A gauche : Très bien !

M. Thiers. Quant à moi, ma situation n’a pas été la même que celle des hommes auxquels je fais ici allusion ; c’est plus anciennement que je me suis séparé du pouvoir, et quand j’entends parler d’intrigue et d’ambition, permettez-moi de m’en étonner, et même de m’en indigner. (Rumeur.) Je pourrais, moi, Messieurs, parler d’une autre espèce d’ambition que celle qui consiste à vouloir gouverner les destinées de son pays ; je pourrais parler de ces ambitions subalternes, avides d’emplois, de grades, de faveurs ; de ces vulgaires ambitions qui tourmentent le pouvoir en ne lui laissant pas un instant de repos, en ne lui permettant pas d’administrer avec indépendance les intérêts du pays. (Très [p.91] bien !) Ces ambitions, je les ai vues quand j’avais l’honneur de diriger les affaires. (Mouvements divers.) J’affirme, pour ma part, que ces ambitions tourmentent le pays plus profondément que ces hautes ambitions dont on s’est plaint ; qu’elles lui font un mal plus grave, car elles l’avilissent quelquefois.

Quant à moi, puisqu’on a tant parlé d’une atmosphère d’intrigues, je ne dirai qu’un seul mot. On prétend que la cause de toute ambition, que la source de tout dissentiment, c’est le dépit, c’est l’humeur de n’être pas au pouvoir. Qu’il me soit permis, Messieurs, de rappeler deux circonstances en termes bien courts.

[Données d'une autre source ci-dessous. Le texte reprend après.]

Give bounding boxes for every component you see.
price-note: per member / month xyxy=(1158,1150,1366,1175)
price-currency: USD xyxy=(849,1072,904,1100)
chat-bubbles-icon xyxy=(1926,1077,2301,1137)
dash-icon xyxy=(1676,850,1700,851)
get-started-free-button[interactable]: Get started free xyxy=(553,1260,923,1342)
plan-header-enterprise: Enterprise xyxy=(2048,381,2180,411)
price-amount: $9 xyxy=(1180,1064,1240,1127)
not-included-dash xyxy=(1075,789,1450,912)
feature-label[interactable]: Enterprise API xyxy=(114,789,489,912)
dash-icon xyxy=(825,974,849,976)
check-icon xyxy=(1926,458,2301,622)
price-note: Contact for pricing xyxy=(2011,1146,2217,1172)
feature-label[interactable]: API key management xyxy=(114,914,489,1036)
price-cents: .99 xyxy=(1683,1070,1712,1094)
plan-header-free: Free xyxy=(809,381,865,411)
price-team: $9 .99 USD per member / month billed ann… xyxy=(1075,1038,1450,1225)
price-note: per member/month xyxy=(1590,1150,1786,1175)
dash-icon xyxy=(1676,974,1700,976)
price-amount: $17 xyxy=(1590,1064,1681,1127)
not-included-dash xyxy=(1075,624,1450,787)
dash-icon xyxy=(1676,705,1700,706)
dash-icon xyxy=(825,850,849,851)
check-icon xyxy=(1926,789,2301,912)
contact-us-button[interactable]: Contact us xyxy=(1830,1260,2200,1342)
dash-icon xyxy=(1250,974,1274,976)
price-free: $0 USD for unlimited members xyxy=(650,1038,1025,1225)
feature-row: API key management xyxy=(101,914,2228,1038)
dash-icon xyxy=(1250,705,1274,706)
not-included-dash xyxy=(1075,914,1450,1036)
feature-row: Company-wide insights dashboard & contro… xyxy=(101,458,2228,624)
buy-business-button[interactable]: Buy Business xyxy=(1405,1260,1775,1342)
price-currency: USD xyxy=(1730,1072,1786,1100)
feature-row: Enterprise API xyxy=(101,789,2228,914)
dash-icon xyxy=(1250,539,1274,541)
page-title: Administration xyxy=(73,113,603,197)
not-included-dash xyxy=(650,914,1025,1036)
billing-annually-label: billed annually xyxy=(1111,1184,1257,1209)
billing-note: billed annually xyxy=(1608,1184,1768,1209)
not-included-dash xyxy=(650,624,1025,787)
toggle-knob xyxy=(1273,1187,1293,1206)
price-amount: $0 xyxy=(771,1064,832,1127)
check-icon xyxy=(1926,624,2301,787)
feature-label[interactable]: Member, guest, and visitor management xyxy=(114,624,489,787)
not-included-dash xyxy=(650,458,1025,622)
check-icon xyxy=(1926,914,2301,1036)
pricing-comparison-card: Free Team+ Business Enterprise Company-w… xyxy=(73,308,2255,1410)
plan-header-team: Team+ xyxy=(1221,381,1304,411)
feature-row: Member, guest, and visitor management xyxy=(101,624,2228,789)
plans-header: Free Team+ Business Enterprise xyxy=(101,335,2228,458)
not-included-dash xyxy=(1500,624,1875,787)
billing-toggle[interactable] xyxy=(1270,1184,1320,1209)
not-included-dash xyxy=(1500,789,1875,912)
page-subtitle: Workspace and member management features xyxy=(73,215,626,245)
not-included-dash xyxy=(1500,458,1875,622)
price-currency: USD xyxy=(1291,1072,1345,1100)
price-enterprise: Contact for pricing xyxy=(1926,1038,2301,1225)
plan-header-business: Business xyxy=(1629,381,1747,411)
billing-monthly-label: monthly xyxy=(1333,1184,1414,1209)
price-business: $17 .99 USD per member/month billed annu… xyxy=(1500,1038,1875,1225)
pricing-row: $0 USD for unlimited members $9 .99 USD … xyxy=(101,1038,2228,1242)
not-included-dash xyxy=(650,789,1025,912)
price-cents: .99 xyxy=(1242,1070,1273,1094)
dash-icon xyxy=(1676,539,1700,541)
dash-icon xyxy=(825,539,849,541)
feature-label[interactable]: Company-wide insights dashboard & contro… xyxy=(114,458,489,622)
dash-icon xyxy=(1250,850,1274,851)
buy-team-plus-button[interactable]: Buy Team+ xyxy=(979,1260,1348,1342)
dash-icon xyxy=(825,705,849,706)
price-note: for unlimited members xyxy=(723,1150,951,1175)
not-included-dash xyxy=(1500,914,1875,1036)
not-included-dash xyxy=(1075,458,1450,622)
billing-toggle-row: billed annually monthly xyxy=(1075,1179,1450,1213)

Ce n’est pas sur les bancs de cette Chambre, ce n’est pas depuis que j’ai été rejeté du pouvoir que j’ai commencé à être opposant, c’est dans les conseils mêmes de la Couronne, et à la suite de cette opposition, je me suis retiré ; quand on a commencé l’opposition sur ce terrain, on peut se mettre au-dessus de ces diatribes que vous venez d’entendre, qui sont aussi vulgaires par la pensée que par l’expression.

S’il était vrai, comme on l’a dit, que, pour ma part, je blâme ce qui se fait aujourd’hui, parce que je ne le fais pas moi-même, je répondrai que si j’avais cru pouvoir le faire, j’aurais été appelé à le faire, et que je serais le cabinet du 15 avril, si sa politique avait pu me convenir. Je n’ai pas voulu faire partie de ce cabinet quand il s’est formé ; j’ai le droit de critiquer une politique que je trouve mauvaise, mesquine, compromettant le pays, compromettant la sûreté même de la paix que nous avons conquise par tant de sacrifices. Voilà les motifs de mon opposition.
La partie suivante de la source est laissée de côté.